Trading in individual stocks was heavier than in recent days, but not yet at levels that resembled panic selling, traders said. Wall Street trading desks said they saw a steady flow into index-tracking exchange-traded funds as investors looked to hedge existing positions and shifted to more defensive postures.
"People are taking profits and they are a little nervous," said Ian Winer, director of equity trading at Wedbush Securities.
Nico Marais, head of multi-asset investments and portfolio solutions at Schroder Investment Management, said that he has been trimming some stock positions and raising cash in recent weeks because he has been losing conviction in the endurance of the rally.
"We've been through a period of relative calm in the markets and not seen a selloff for some time," he said. "There's a sense of complacency. This is not the time to be adventurous in the markets."
Weeks of selling of European stocks finally spilled over to the U.S. on Thursday. The Stoxx Europe 600 fell 1.7% in July, and Germany's DAX dropped 4.3%, its biggest monthly loss since May 2012. Financial trouble at Portugal's Banco Espírito Santo BES.LB -42.07% and ramped-up sanctions against Russia clashed with economic signals that suggest the European Central Bank must do more to support growth in the euro zone.
"Europe has been in sell mode," said Jeff Yu, head of single-stock derivatives trading at UBS. "It finally broke through today, but it's been building the last two or three weeks."
In the U.S., declines were broad, with energy stocks leading all 10 of the S&P 500's industry groups lower.

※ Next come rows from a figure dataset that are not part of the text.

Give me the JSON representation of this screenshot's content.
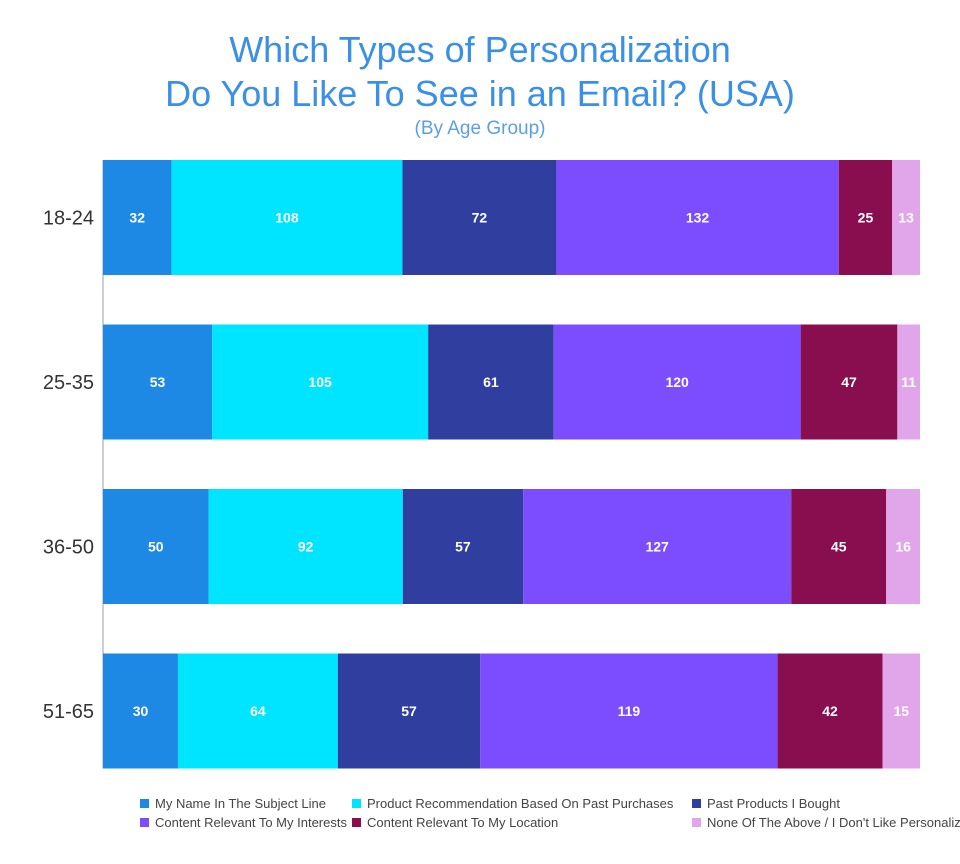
{
  "chart_data": {
    "type": "bar",
    "orientation": "horizontal",
    "stacked": true,
    "title_line1": "Which Types of Personalization",
    "title_line2": "Do You Like To See in an Email? (USA)",
    "subtitle": "(By Age Group)",
    "categories": [
      "18-24",
      "25-35",
      "36-50",
      "51-65"
    ],
    "series": [
      {
        "name": "My Name In The Subject Line",
        "color": "#1e88e5",
        "values": [
          32,
          53,
          50,
          30
        ]
      },
      {
        "name": "Product Recommendation Based On Past Purchases",
        "color": "#00e5ff",
        "values": [
          108,
          105,
          92,
          64
        ]
      },
      {
        "name": "Past Products I Bought",
        "color": "#303f9f",
        "values": [
          72,
          61,
          57,
          57
        ]
      },
      {
        "name": "Content Relevant To My Interests",
        "color": "#7c4dff",
        "values": [
          132,
          120,
          127,
          119
        ]
      },
      {
        "name": "Content Relevant To My Location",
        "color": "#880e4f",
        "values": [
          25,
          47,
          45,
          42
        ]
      },
      {
        "name": "None Of The Above / I Don't Like Personalization",
        "color": "#e1a6ea",
        "values": [
          13,
          11,
          16,
          15
        ]
      }
    ],
    "legend_position": "bottom"
  }
}
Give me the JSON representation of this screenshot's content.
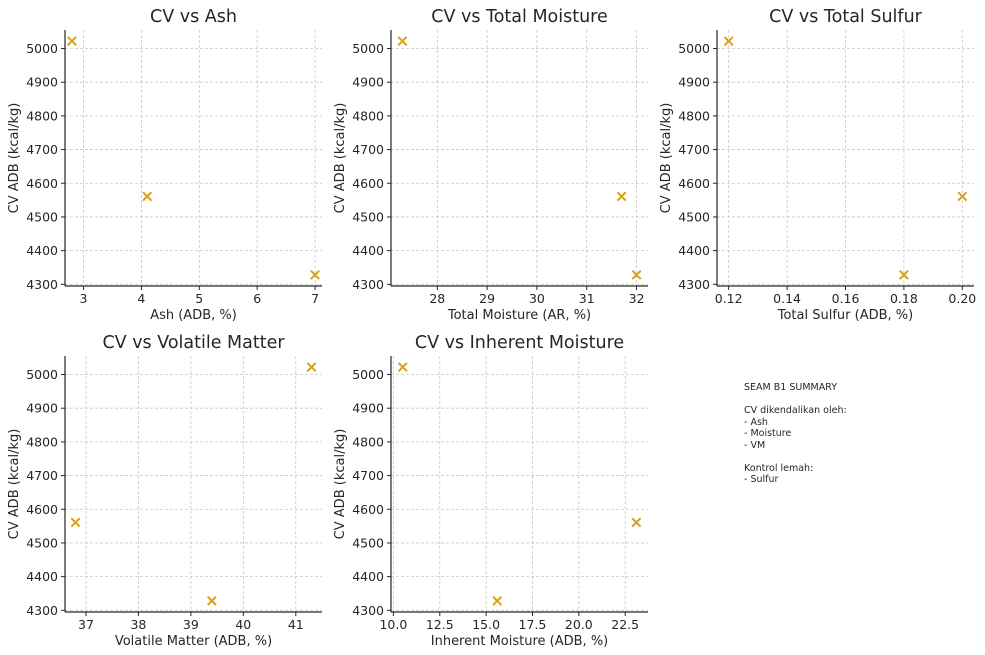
{
  "chart_data": [
    {
      "type": "scatter",
      "title": "CV vs Ash",
      "xlabel": "Ash (ADB, %)",
      "ylabel": "CV ADB (kcal/kg)",
      "x": [
        2.8,
        4.1,
        7.0
      ],
      "y": [
        5022,
        4561,
        4328
      ],
      "xlim": [
        2.68,
        7.12
      ],
      "ylim": [
        4295,
        5055
      ],
      "xticks": [
        3,
        4,
        5,
        6,
        7
      ],
      "xtick_labels": [
        "3",
        "4",
        "5",
        "6",
        "7"
      ],
      "yticks": [
        4300,
        4400,
        4500,
        4600,
        4700,
        4800,
        4900,
        5000
      ],
      "ytick_labels": [
        "4300",
        "4400",
        "4500",
        "4600",
        "4700",
        "4800",
        "4900",
        "5000"
      ],
      "grid": true,
      "marker": "x",
      "color": "#d9a11a"
    },
    {
      "type": "scatter",
      "title": "CV vs Total Moisture",
      "xlabel": "Total Moisture (AR, %)",
      "ylabel": "CV ADB (kcal/kg)",
      "x": [
        27.3,
        31.7,
        32.0
      ],
      "y": [
        5022,
        4561,
        4328
      ],
      "xlim": [
        27.07,
        32.23
      ],
      "ylim": [
        4295,
        5055
      ],
      "xticks": [
        28,
        29,
        30,
        31,
        32
      ],
      "xtick_labels": [
        "28",
        "29",
        "30",
        "31",
        "32"
      ],
      "yticks": [
        4300,
        4400,
        4500,
        4600,
        4700,
        4800,
        4900,
        5000
      ],
      "ytick_labels": [
        "4300",
        "4400",
        "4500",
        "4600",
        "4700",
        "4800",
        "4900",
        "5000"
      ],
      "grid": true,
      "marker": "x",
      "color": "#d9a11a"
    },
    {
      "type": "scatter",
      "title": "CV vs Total Sulfur",
      "xlabel": "Total Sulfur (ADB, %)",
      "ylabel": "CV ADB (kcal/kg)",
      "x": [
        0.12,
        0.18,
        0.2
      ],
      "y": [
        5022,
        4328,
        4561
      ],
      "xlim": [
        0.116,
        0.204
      ],
      "ylim": [
        4295,
        5055
      ],
      "xticks": [
        0.12,
        0.14,
        0.16,
        0.18,
        0.2
      ],
      "xtick_labels": [
        "0.12",
        "0.14",
        "0.16",
        "0.18",
        "0.20"
      ],
      "yticks": [
        4300,
        4400,
        4500,
        4600,
        4700,
        4800,
        4900,
        5000
      ],
      "ytick_labels": [
        "4300",
        "4400",
        "4500",
        "4600",
        "4700",
        "4800",
        "4900",
        "5000"
      ],
      "grid": true,
      "marker": "x",
      "color": "#d9a11a"
    },
    {
      "type": "scatter",
      "title": "CV vs Volatile Matter",
      "xlabel": "Volatile Matter (ADB, %)",
      "ylabel": "CV ADB (kcal/kg)",
      "x": [
        36.8,
        39.4,
        41.3
      ],
      "y": [
        4561,
        4328,
        5022
      ],
      "xlim": [
        36.6,
        41.5
      ],
      "ylim": [
        4295,
        5055
      ],
      "xticks": [
        37,
        38,
        39,
        40,
        41
      ],
      "xtick_labels": [
        "37",
        "38",
        "39",
        "40",
        "41"
      ],
      "yticks": [
        4300,
        4400,
        4500,
        4600,
        4700,
        4800,
        4900,
        5000
      ],
      "ytick_labels": [
        "4300",
        "4400",
        "4500",
        "4600",
        "4700",
        "4800",
        "4900",
        "5000"
      ],
      "grid": true,
      "marker": "x",
      "color": "#d9a11a"
    },
    {
      "type": "scatter",
      "title": "CV vs Inherent Moisture",
      "xlabel": "Inherent Moisture (ADB, %)",
      "ylabel": "CV ADB (kcal/kg)",
      "x": [
        10.5,
        15.6,
        23.1
      ],
      "y": [
        5022,
        4328,
        4561
      ],
      "xlim": [
        9.87,
        23.73
      ],
      "ylim": [
        4295,
        5055
      ],
      "xticks": [
        10.0,
        12.5,
        15.0,
        17.5,
        20.0,
        22.5
      ],
      "xtick_labels": [
        "10.0",
        "12.5",
        "15.0",
        "17.5",
        "20.0",
        "22.5"
      ],
      "yticks": [
        4300,
        4400,
        4500,
        4600,
        4700,
        4800,
        4900,
        5000
      ],
      "ytick_labels": [
        "4300",
        "4400",
        "4500",
        "4600",
        "4700",
        "4800",
        "4900",
        "5000"
      ],
      "grid": true,
      "marker": "x",
      "color": "#d9a11a"
    }
  ],
  "summary": {
    "title": "SEAM B1 SUMMARY",
    "controlled_heading": "CV dikendalikan oleh:",
    "controlled_items": [
      "- Ash",
      "- Moisture",
      "- VM"
    ],
    "weak_heading": "Kontrol lemah:",
    "weak_items": [
      "- Sulfur"
    ]
  }
}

Each of the Dow's 30 stocks lost ground.
Some investors pointed to lofty stock valuations.
"Valuations are still attractive, but not as drop-dead gorgeous as they were a year ago," said Milton Ezrati, senior economist and market strategist at Lord, Abbett & Co., an investment manager that oversees about $104 billion. "It's harder to be aggressive when the market is no longer screaming cheap."
Earnings season has been generally positive, but a series of lackluster reports weighed on the market Thursday.